Digital can also provide insight into customer frequency and lifetime value, enabling restaurants to optimize marketing spend for acquisition to maximize store revenue. Some digital platforms are even able to provide daily demand forecasts that can help reduce fulfillment capacity dramatically, while taking in food-wastage into account. For example, with order ahead data from the Ritual platform, a popular fast casual salad concept in NYC was able to cut fulfillment time by 50 percent by pre-chopping the most popular salad bases ahead of the lunch rush, and do this with enough accuracy so as not to increase food wastage.

Dynamic Pricing

One of the other fundamental things digital will change for the restaurant industry is enabling dynamic pricing. Restaurants have one of the worst supply/demand mismatches of any local business. Because of biology, people generally eat at specific times of the day. This leaves restaurants to have to pay for rent and salaries for 12+ hours of a day, with very few customers coming in during the majority of this period. The opposite problem occurs during lunch and dinner rushes, where restaurants can’t fulfill their demand, turning customers away because of long lineups or slow fulfillment.

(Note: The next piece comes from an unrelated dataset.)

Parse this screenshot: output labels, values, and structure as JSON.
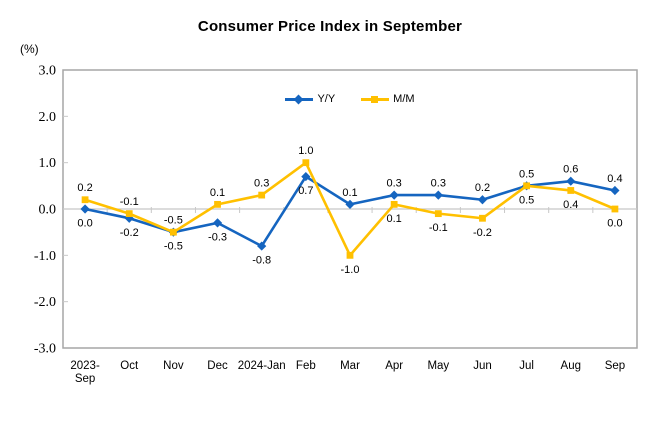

The concept of dynamic pricing already exists today with concepts like “happy hour,” used to have differential pricing at different times of a day, but digital will allow for much more sophisticated pricing schemes across many different types of restaurants including quick service and fast casuals. At Ritual, we are already experimenting with dynamic pricing to encourage ordering just before and after peak times helping to flatten the demand curve and ultimately allow restaurants to fulfill more demand during their peaks.

The restaurant industry is one of the last segments in local commerce to undergo digital transformation. Much like retail has in the previous decade, digital technology is changing the fundamentals of operating a restaurant, and enabling restaurants to finally take advantage of the accompanying availability of high-quality data and consumer insights that retails has been leveraging of for years. And just like retail, there will be big winners and losers – businesses that can adapt and leverage digital and those that cannot.